Friday, November 05, 2010

This Week In The Ontario Court of Appeal: 10-11-05

Each week at Wise Law Blog, we review decisions from the Ontario Court of Appeal.

R. v. Canadian Broadcasting Corporation. The CBC wanted to produce a documentary for the fifth estate about Ashley Smith, who died in custody at the Grand Valley Institution for Women. Four correctional officers were charged with criminal negligence causing death in the matter, but the Crown declined to prosecute after the preliminary hearing, stating there was no reasonable prospect of conviction. The CBC sought a court order releasing the trial exhibits, but the judge granting the order limited the release strictly to documents shown at the trial rather than the total of all documents prepared. The CBC appealed this. The Correctional Service of Canada cross-appealed, arguing that the CBC should not have had any access to the exhibits. The Office of the Chief Coroner also cross-appealed, arguing that the trial judge should have hewed more closely to their opinion for determining the properness of document release in the matter.

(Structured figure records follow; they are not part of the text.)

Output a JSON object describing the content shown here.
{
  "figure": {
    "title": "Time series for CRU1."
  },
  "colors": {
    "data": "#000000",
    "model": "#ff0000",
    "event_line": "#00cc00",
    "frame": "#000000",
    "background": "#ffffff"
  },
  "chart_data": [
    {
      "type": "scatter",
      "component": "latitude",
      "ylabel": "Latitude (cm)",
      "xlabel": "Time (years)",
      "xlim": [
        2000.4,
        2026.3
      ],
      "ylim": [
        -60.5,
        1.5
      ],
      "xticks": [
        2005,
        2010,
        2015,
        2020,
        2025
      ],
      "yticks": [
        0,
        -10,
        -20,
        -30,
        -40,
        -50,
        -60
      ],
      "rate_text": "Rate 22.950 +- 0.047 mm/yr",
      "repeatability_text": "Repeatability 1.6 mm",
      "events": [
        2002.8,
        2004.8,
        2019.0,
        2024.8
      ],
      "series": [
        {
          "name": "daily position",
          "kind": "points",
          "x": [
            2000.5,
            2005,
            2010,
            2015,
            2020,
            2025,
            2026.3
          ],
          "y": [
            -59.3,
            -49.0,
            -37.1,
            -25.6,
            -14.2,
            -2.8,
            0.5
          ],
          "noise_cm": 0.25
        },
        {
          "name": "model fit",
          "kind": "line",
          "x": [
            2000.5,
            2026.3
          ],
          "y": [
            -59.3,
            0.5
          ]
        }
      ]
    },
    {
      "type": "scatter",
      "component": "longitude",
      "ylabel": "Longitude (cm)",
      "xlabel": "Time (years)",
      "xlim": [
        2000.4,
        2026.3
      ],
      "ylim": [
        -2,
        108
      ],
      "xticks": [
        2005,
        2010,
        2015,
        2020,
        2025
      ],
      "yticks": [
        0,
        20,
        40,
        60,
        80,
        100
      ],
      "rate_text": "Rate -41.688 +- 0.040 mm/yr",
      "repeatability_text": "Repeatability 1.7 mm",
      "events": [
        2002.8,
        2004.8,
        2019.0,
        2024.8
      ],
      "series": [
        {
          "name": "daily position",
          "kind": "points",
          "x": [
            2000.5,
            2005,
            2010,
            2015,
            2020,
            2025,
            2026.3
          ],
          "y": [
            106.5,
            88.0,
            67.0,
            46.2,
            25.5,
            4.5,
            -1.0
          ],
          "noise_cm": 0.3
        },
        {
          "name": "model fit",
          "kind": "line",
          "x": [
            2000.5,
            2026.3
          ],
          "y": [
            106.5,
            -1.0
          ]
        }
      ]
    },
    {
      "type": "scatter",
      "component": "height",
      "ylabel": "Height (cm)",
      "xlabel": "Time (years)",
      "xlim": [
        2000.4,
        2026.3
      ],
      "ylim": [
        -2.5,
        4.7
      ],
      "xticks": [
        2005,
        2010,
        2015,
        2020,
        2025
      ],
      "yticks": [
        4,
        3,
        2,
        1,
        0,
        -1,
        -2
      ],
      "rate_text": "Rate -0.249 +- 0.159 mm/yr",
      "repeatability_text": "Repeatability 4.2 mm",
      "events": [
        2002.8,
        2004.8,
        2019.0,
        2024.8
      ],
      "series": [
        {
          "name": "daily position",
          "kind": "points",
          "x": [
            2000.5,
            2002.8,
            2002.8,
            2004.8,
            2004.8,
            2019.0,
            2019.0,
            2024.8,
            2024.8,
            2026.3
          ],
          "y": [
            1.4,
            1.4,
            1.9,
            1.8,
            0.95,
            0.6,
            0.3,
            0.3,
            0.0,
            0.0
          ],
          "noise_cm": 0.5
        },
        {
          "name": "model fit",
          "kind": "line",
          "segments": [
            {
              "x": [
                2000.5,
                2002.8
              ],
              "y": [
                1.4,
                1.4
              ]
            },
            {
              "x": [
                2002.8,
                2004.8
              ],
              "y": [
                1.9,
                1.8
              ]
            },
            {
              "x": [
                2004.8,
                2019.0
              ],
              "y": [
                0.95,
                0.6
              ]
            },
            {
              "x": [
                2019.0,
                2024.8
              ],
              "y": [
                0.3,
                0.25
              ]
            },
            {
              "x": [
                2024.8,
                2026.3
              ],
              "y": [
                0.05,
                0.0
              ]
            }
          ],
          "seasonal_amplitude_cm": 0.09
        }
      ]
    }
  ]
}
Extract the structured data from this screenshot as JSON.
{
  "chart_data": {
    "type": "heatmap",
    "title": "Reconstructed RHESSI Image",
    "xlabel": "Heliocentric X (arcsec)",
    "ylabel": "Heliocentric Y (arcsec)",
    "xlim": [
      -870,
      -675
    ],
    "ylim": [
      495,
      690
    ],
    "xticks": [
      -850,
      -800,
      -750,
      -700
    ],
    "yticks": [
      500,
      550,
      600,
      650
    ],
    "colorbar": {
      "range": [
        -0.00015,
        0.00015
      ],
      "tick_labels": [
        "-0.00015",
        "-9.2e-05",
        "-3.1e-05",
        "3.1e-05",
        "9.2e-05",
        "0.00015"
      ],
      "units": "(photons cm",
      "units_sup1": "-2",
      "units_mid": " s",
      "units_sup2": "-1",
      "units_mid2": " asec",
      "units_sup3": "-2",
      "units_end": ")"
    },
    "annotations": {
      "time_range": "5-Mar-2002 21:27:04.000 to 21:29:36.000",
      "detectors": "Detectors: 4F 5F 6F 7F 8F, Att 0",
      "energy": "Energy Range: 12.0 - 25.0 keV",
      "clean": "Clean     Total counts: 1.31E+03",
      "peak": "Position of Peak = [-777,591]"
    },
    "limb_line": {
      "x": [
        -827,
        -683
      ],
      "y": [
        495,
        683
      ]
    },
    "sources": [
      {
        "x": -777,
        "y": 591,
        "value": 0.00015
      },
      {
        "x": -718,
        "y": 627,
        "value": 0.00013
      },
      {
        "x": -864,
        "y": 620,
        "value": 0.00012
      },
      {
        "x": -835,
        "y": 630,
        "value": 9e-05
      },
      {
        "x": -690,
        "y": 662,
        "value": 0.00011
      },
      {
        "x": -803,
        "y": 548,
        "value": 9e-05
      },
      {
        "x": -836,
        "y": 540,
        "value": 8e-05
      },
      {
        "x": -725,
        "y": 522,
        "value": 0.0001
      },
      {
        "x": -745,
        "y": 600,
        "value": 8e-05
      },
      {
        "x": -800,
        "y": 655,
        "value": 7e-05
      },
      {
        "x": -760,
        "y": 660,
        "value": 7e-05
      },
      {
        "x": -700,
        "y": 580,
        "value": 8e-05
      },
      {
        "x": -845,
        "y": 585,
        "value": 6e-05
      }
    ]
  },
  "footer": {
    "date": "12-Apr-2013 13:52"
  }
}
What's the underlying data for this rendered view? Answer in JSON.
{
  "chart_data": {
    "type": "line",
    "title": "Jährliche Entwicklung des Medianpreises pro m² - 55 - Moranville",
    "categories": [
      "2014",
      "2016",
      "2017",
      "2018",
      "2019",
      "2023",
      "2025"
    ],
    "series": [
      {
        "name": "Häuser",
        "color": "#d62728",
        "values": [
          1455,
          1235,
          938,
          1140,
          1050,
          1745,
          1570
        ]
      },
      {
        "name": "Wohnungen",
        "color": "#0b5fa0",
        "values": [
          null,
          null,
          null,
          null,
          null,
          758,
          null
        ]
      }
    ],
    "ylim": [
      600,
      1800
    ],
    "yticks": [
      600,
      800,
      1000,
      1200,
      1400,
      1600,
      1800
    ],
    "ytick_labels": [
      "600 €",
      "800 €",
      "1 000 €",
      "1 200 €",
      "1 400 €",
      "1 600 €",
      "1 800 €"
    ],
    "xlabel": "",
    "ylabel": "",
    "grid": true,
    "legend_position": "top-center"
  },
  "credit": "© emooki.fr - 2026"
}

The Court of Appeal found that the CBC should have had access to all documents prepared, and rejected the CSC's and OCC's cross-appeals entirely. Although the Court dismissed the CBC's argument that the Dagenais/Mentuck test, which is used to determine whether the publication of court materials might endanger the proper administration of justice, should not apply to journalistic media, they did find that the application judge erred in limiting the CBC's access. The Court compared the situation to that of the Paul Bernardo murders where media access was strictly limited, pointing out that in this case there was no pressing need to protect the mental well-being of the victim's family since Ashley Smith's mother had given permission to the CBC to make the documentary. Since there was no finding of potential harm, there was nothing in the law which allowed a judge to "impose his or her opinion about what does not need to be broadcast to the general public." Read-the-whole-case rating: 4. It's an interesting set of facts and an interesting issue, and well-written.

R. v. Brown. Sentence appeal where a man convicted for possession of a loaded restricted firearm and breach of a firearms prohibition order was sentenced to five and a half years' imprisonment. Mr. Brown was arrested on an immigration warrant and found to be in possession of a Sig-Sauer .45 after being convicted twice previously for firearms offenses and receiving a lifetime firearms prohibition order. He argued that he had cooperated with police and that there was no indication of other criminal activity at the time, and that he was making efforts at rehabilitation. However, the Court was not sympathetic given that he was in direct contravention of his prohibition, and given Mr. Brown's 34 previous convictions felt that a dramatic sentence was merited, so the Court of Appeal actually increased Mr. Brown's sentence to seven and a half years from five. Read-the-whole-case rating: 3 if you're a criminal lawyer looking for a precedent, 1 if not.

R. v. Huggins. Mr. Huggins was the owner of a pit bull named Ginger which attacked another dog and the dog's owner. Mr. Huggins was charged under the Dog Owners' Liability Act and was acquitted, but the Crown also applied for an order under the Act for Ginger's destruction. Mr. Huggins appealed this order.

The Court dismissed the appeal. Pit bulls, under the Act, are treated differently than other dogs; the law is unambiguous that pit bulls who bite or attack another dog or person are to be destroyed. Clayton Ruby, arguing for Mr. Huggins and Ginger, suggested that since s.445.1 of the Criminal Code makes cruelty to animals an offence, that therefore destruction of an animal without consideration of the necessity of the destruction would be inconsistent with the Code. The Court rejected this argument on the basis that even if the principle of harmonization applied (on which they refused to comment), the two laws were directed at different circumstances. Mr. Ruby also argued that "bitten" in the Act could not be intended to mean all bites, such as puppy bites, but rather aggressive biting. The Court did not accept this argument either, stating that intention of the Legislature was clear: one bite and done. Read-the-whole-case rating: 4, or 5 if you are like this writer and feel that the pit bull legislation is a case of blaming mostly innocent dogs for the actions of owners who have decided they want "mean" dogs.

R. v. Qiu. A landlord convicted of running a marijuana grow-op in spite of her argument that it was her tenant actually running it appealed the decision on the grounds of inadequate legal assistance, arguing that her counsel, due primarily to language issues (as Ms. Qiu spoke very little English and Mandarin was her first language), did not advise her of her right to testify, and in the alternative advised that she should not testify.

The Court dismissed the appeal, pointing to testimony from trial counsel and the translator which made it appear as if Ms. Qiu knew she had the right to testify. They also pointed out that Ms. Qiu's recent mortgage fraud - of which trial counsel was aware - was a reasonable ground on which counsel might advise a client not to testify so as to avoid prejudicing the trier of fact with an irrelevant side issue. Read-the-whole-case rating: 2. Fairly straightforward.